There’s no doubt that opposition to the purchase of six US ports is fueled in part by jingoism, xenophobia, and racism. But other opposition is genuinely concerned that the UAE have not only ties to bin Laden, but also a history of smuggling arms and nuclear materials to rogue nations. And it turns out that we might have to compromise at the very least the appearence of safety in order to maintain our operations in Iraq. (I’ve said it before, and I’ll say it again: the Iraq war has endangered our security.)

But what really gets me about this whole deal is that this scandal — just like the Cheney shooting — represents larger issues involving the Bush administration.

His tax cuts benefit the rich and will be paid by the middle class. His health care plans benefit insurance companies and will force consumers to pay more and do more paperwork. His cronies in Halliburton and other government contractors are making millions — billions — off the Iraqi war while immigrants and working class Americans die fighting it.

Bush wiretaps Americans, throws people into secret prisons without benefit of trial, and bombs Iraqi civilians while cementing business relationships with powerful allies of terrorist organizations: the Saudis and members of the UAE royal family. Americans in New Orleans die by the hundreds waiting for assistance from the federal agencies specifically designed to aid its citizens in time of emergency while GOP political cronies enrich themselves on taxpayer money.

Portgate illustrates Bush’s contempt for the average joe and his adoration of corporate and political power.


If you didn’t see Letterman’s “Big Bowl of Bad,” watch it. I love it when the late-night shows hammer on the administration – and this is a hammmering, folks – it shows that the issues and facts are filtering through…

Viva capitalism! In other news, Pat Buchanan’s panties twist in a knot.

Get your tin-foil hats ready: 9-11 – a Conspiracy (Theory?) Before you get too caught up, check out Popular Mechanics rebuttal to 9/11 conspiracy theories.

British authorities don’t like it when you participate in political theater.

Ann Coulter is a cancer, an extremist wingnut whose violent fantasies should embarrass the television personalities she hangs out with. Arianna sums up the statements Coulter made and questioned why Sean Hannity has her on his show. Yes, Sean. Why?

He’s done it. It’s official. Conrad Burns has filed for his fourth term in Congress. I’ve said this before, but I think Burns running is the best thing that could happen to the Democrats in an essentially conservative state.

“I think it will be a race,” Burns said in an interview. “I think it will be very interesting. I think it will be mostly fun. I’m looking forward to it.”
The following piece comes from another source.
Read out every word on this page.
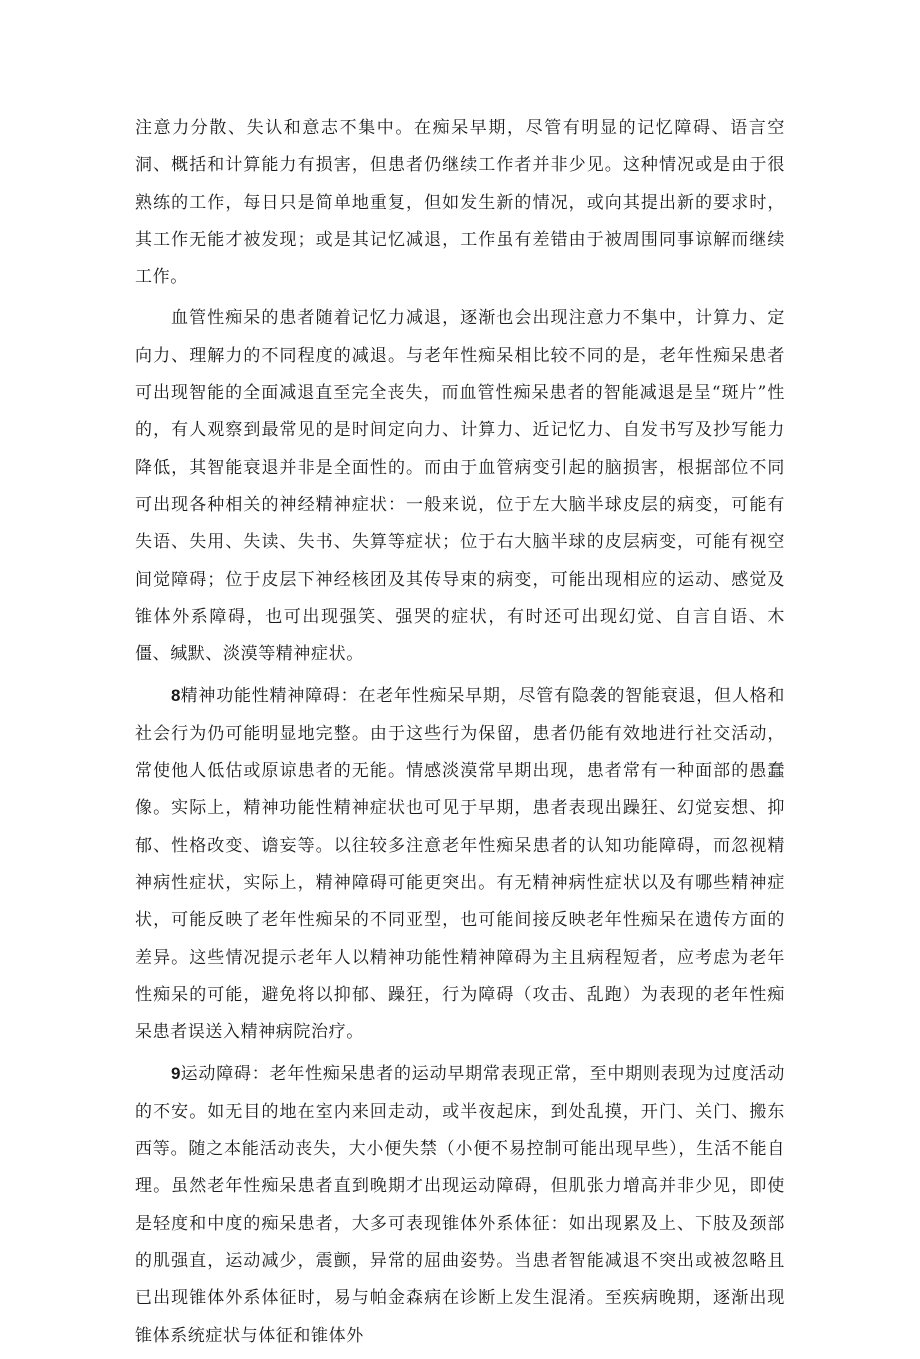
注意力分散、失认和意志不集中。在痴呆早期，尽管有明显的记忆障碍、语言空洞、概括和计算能力有损害，但患者仍继续工作者并非少见。这种情况或是由于很熟练的工作，每日只是简单地重复，但如发生新的情况，或向其提出新的要求时，其工作无能才被发现；或是其记忆减退，工作虽有差错由于被周围同事谅解而继续工作。

血管性痴呆的患者随着记忆力减退，逐渐也会出现注意力不集中，计算力、定向力、理解力的不同程度的减退。与老年性痴呆相比较不同的是，老年性痴呆患者可出现智能的全面减退直至完全丧失，而血管性痴呆患者的智能减退是呈“斑片”性的，有人观察到最常见的是时间定向力、计算力、近记忆力、自发书写及抄写能力降低，其智能衰退并非是全面性的。而由于血管病变引起的脑损害，根据部位不同可出现各种相关的神经精神症状：一般来说，位于左大脑半球皮层的病变，可能有失语、失用、失读、失书、失算等症状；位于右大脑半球的皮层病变，可能有视空间觉障碍；位于皮层下神经核团及其传导束的病变，可能出现相应的运动、感觉及锥体外系障碍，也可出现强笑、强哭的症状，有时还可出现幻觉、自言自语、木僵、缄默、淡漠等精神症状。

8精神功能性精神障碍：在老年性痴呆早期，尽管有隐袭的智能衰退，但人格和社会行为仍可能明显地完整。由于这些行为保留，患者仍能有效地进行社交活动，常使他人低估或原谅患者的无能。情感淡漠常早期出现，患者常有一种面部的愚蠢像。实际上，精神功能性精神症状也可见于早期，患者表现出躁狂、幻觉妄想、抑郁、性格改变、谵妄等。以往较多注意老年性痴呆患者的认知功能障碍，而忽视精神病性症状，实际上，精神障碍可能更突出。有无精神病性症状以及有哪些精神症状，可能反映了老年性痴呆的不同亚型，也可能间接反映老年性痴呆在遗传方面的差异。这些情况提示老年人以精神功能性精神障碍为主且病程短者，应考虑为老年性痴呆的可能，避免将以抑郁、躁狂，行为障碍（攻击、乱跑）为表现的老年性痴呆患者误送入精神病院治疗。

9运动障碍：老年性痴呆患者的运动早期常表现正常，至中期则表现为过度活动的不安。如无目的地在室内来回走动，或半夜起床，到处乱摸，开门、关门、搬东西等。随之本能活动丧失，大小便失禁（小便不易控制可能出现早些），生活不能自理。虽然老年性痴呆患者直到晚期才出现运动障碍，但肌张力增高并非少见，即使是轻度和中度的痴呆患者，大多可表现锥体外系体征：如出现累及上、下肢及颈部的肌强直，运动减少，震颤，异常的屈曲姿势。当患者智能减退不突出或被忽略且已出现锥体外系体征时，易与帕金森病在诊断上发生混淆。至疾病晚期，逐渐出现锥体系统症状与体征和锥体外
Me, too! And so are state Dems:

…[S]tate Democratic Party spokesman Matt McKenna said, “We’re glad he’s in the race, too. Maybe now he’ll start talking about his record. We’ve been anxious to have this debate and he’s been ducking it for months.”

Incidentally, Sen. Burns had this to say for himself:

Burns, who sits on the powerful Senate Appropriations Committee, said he is responsible for bringing more than $2 billion in federal money to Montana during his career.

I’ll give this to the Senator: he’s worked hard. He took on that second job with lobbyist Jack Abramoff despite the already heavy workload that belongs to a Senate seat. Let’s hope he’s paying Montana state taxes on that extra income. It should be quite a sum.